Determination, Long-Terms Goals, Success

Determination and long-term goal-setting may be more contributory to success than intelligence, suggests research being conducted by Angela Duckworth and her contemporaries.

These two traits (perseverance and keeping long-term goals in mind) are affectionately called ‘grit’ by researchers in the field and—according to a 2007 paper on the subject (pdf)—play an important role in many academic achievements.

Researchers are quick to point out that grit isn’t simply about the willingness to work hard. Instead, it’s about setting a specific long-term goal and doing whatever it takes until the goal has been reached. It’s always much easier to give up, but people with grit can keep going.

[…] These new scientific studies rely on new techniques for reliably measuring grit in individuals.
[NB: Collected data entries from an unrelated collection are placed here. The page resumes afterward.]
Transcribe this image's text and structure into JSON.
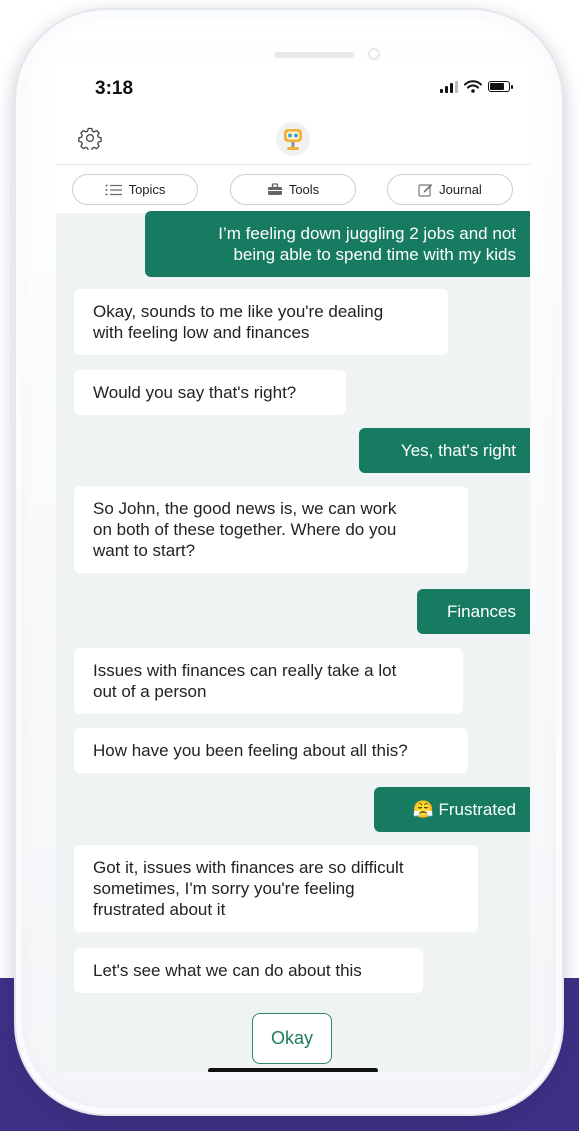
{
  "status_bar": {
    "time": "3:18"
  },
  "header": {
    "settings_icon": "gear-icon",
    "avatar_icon": "robot-avatar-icon"
  },
  "tabs": [
    {
      "label": "Topics",
      "icon": "list-icon"
    },
    {
      "label": "Tools",
      "icon": "toolbox-icon"
    },
    {
      "label": "Journal",
      "icon": "edit-icon"
    }
  ],
  "messages": {
    "m1": {
      "sender": "user",
      "line1": "I’m feeling down juggling 2 jobs and not",
      "line2": "being able to spend time with my kids"
    },
    "m2": {
      "sender": "bot",
      "line1": "Okay, sounds to me like you're dealing",
      "line2": "with feeling low and finances"
    },
    "m3": {
      "sender": "bot",
      "line1": "Would you say that's right?"
    },
    "m4": {
      "sender": "user",
      "line1": "Yes, that's right"
    },
    "m5": {
      "sender": "bot",
      "line1": "So John, the good news is, we can work",
      "line2": "on both of these together. Where do you",
      "line3": "want to start?"
    },
    "m6": {
      "sender": "user",
      "line1": "Finances"
    },
    "m7": {
      "sender": "bot",
      "line1": "Issues with finances can really take a lot",
      "line2": "out of a person"
    },
    "m8": {
      "sender": "bot",
      "line1": "How have you been feeling about all this?"
    },
    "m9": {
      "sender": "user",
      "emoji": "😤",
      "line1": "Frustrated"
    },
    "m10": {
      "sender": "bot",
      "line1": "Got it, issues with finances are so difficult",
      "line2": "sometimes, I'm sorry you're feeling",
      "line3": "frustrated about it"
    },
    "m11": {
      "sender": "bot",
      "line1": "Let's see what we can do about this"
    }
  },
  "reply_button": {
    "label": "Okay"
  },
  "colors": {
    "user_bubble": "#177b62",
    "chat_background": "#eff3f3",
    "backdrop": "#3f2f86"
  }
}
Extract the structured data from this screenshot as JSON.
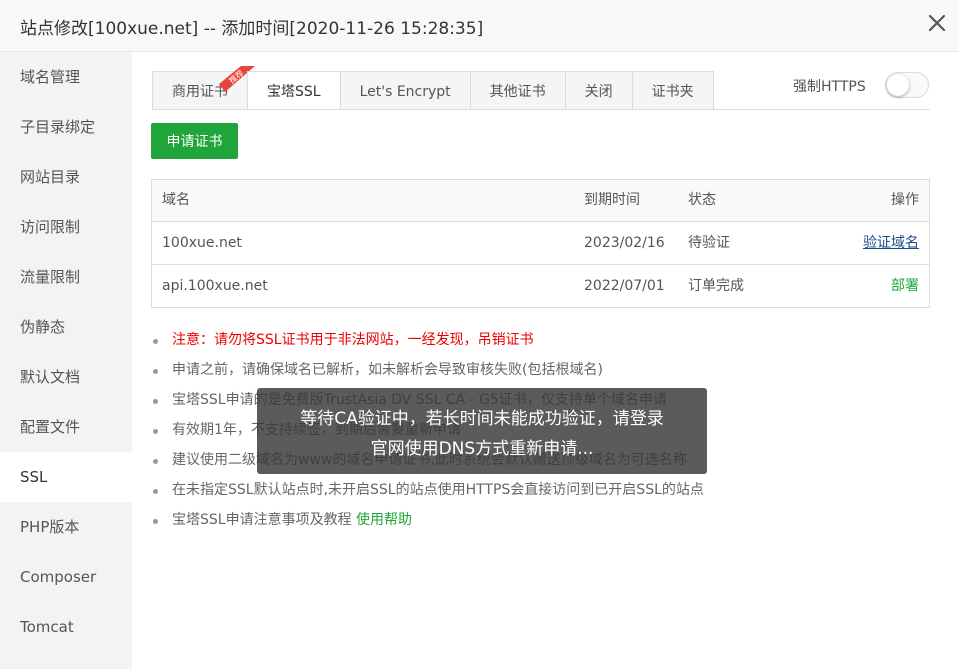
{
  "window": {
    "title": "站点修改[100xue.net] -- 添加时间[2020-11-26 15:28:35]",
    "close_icon": "close-icon"
  },
  "sidebar": {
    "items": [
      {
        "label": "域名管理",
        "active": false
      },
      {
        "label": "子目录绑定",
        "active": false
      },
      {
        "label": "网站目录",
        "active": false
      },
      {
        "label": "访问限制",
        "active": false
      },
      {
        "label": "流量限制",
        "active": false
      },
      {
        "label": "伪静态",
        "active": false
      },
      {
        "label": "默认文档",
        "active": false
      },
      {
        "label": "配置文件",
        "active": false
      },
      {
        "label": "SSL",
        "active": true
      },
      {
        "label": "PHP版本",
        "active": false
      },
      {
        "label": "Composer",
        "active": false
      },
      {
        "label": "Tomcat",
        "active": false
      }
    ]
  },
  "tabs": {
    "items": [
      {
        "label": "商用证书",
        "active": false
      },
      {
        "label": "宝塔SSL",
        "active": true
      },
      {
        "label": "Let's Encrypt",
        "active": false
      },
      {
        "label": "其他证书",
        "active": false
      },
      {
        "label": "关闭",
        "active": false
      },
      {
        "label": "证书夹",
        "active": false
      }
    ],
    "badge": "推荐",
    "badge_color": "#e8453c"
  },
  "force_https": {
    "label": "强制HTTPS",
    "enabled": false
  },
  "apply_button": "申请证书",
  "table": {
    "headers": [
      "域名",
      "到期时间",
      "状态",
      "操作"
    ],
    "rows": [
      {
        "domain": "100xue.net",
        "expire": "2023/02/16",
        "status": "待验证",
        "action": "验证域名"
      },
      {
        "domain": "api.100xue.net",
        "expire": "2022/07/01",
        "status": "订单完成",
        "action": "部署"
      }
    ]
  },
  "notes": [
    "注意：请勿将SSL证书用于非法网站，一经发现，吊销证书",
    "申请之前，请确保域名已解析，如未解析会导致审核失败(包括根域名)",
    "宝塔SSL申请的是免费版TrustAsia DV SSL CA - G5证书，仅支持单个域名申请",
    "有效期1年，不支持续签，到期后需要重新申请",
    "建议使用二级域名为www的域名申请证书,此时系统会默认赠送顶级域名为可选名称",
    "在未指定SSL默认站点时,未开启SSL的站点使用HTTPS会直接访问到已开启SSL的站点"
  ],
  "tutorial": {
    "text": "宝塔SSL申请注意事项及教程",
    "link": "使用帮助"
  },
  "toast": {
    "line1": "等待CA验证中，若长时间未能成功验证，请登录",
    "line2": "官网使用DNS方式重新申请..."
  },
  "colors": {
    "accent": "#20a53a",
    "warning": "#ee0000",
    "link": "#1a4c88"
  }
}
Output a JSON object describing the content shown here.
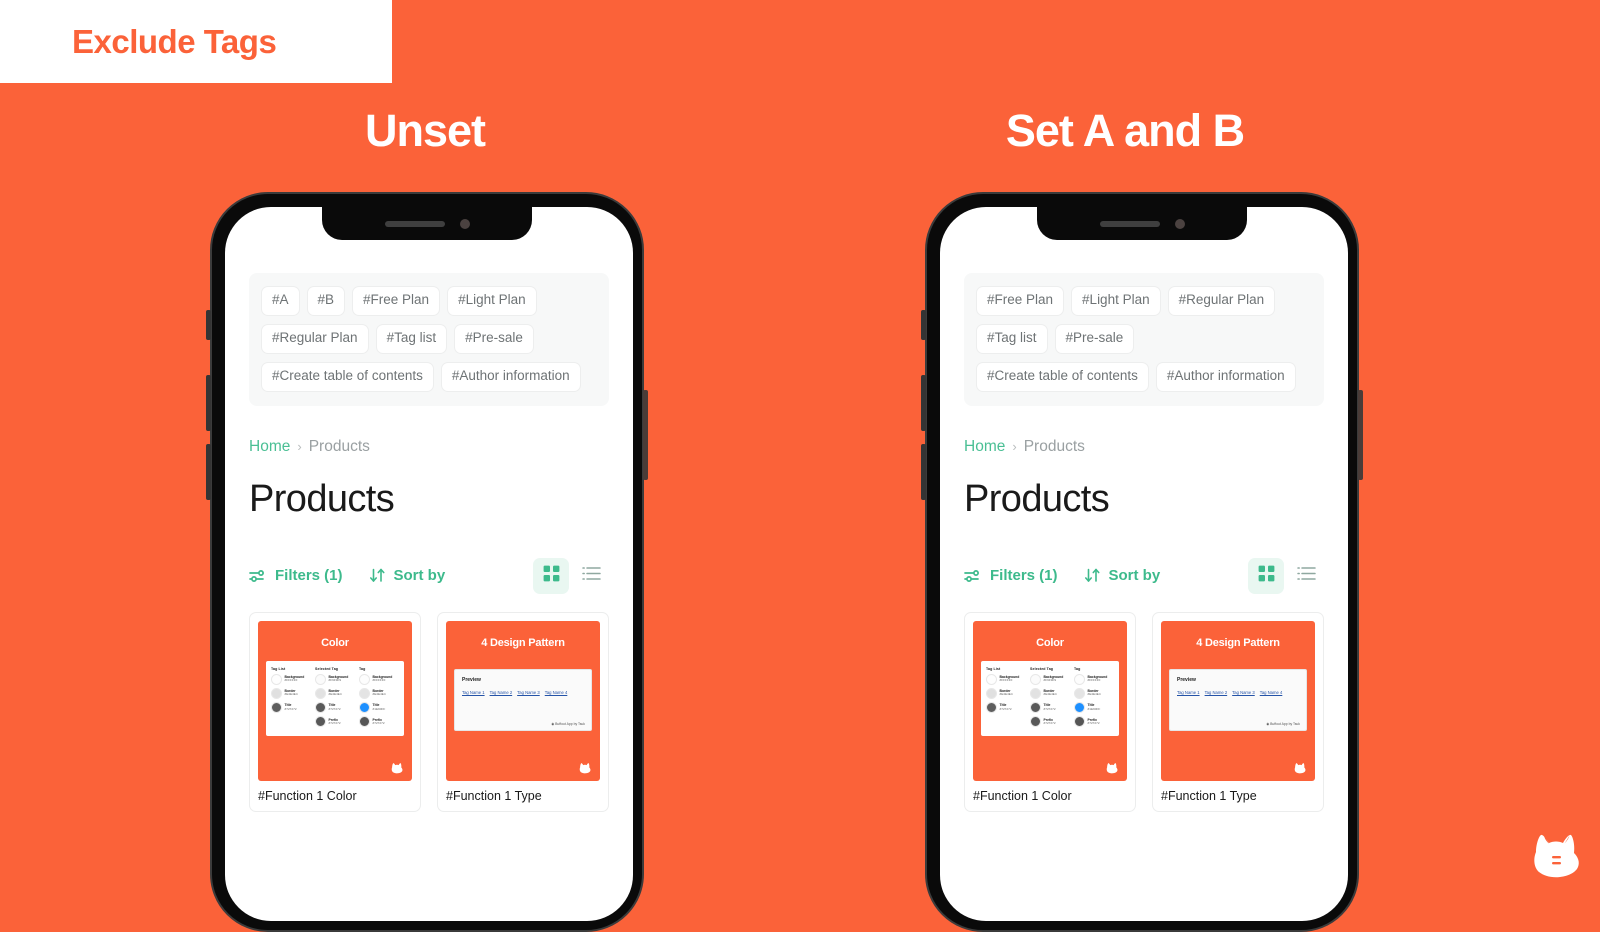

As a result, they’re able to compare the relative importance of grit, intelligence, and innate talent when it comes to determining lifetime achievement. Although this field of study is only a few years old, it’s already made important progress toward identifying the mental traits that allow some people to accomplish their goals, while others struggle and quit. Grit, it turns out, is an essential (and often overlooked) component of success.

“I’d bet that there isn’t a single highly successful person who hasn’t depended on grit,” says Angela Duckworth, a psychologist at the University of Pennsylvania who helped pioneer the study of grit. “Nobody is talented enough to not have to work hard, and that’s what grit allows you to do.”

Duckworth created a survey to measure this “narrowly defined trait” (which you can take online), and it was actually found to be a better indicator of success than an IQ score in the 2007 Scripps National Spelling Bee.

For more on this topic In Character‘s short interview with Angela Duckworth is worth a read, as is Cal Newport’s excellent take on ‘grit’:

Maintain a small number of things that you return to, and do hard work on, again and again, over a long period of time. Choose things that actually interest you, but don’t obsesses over choosing the perfect things — as perfect goals […] probably don’t exist.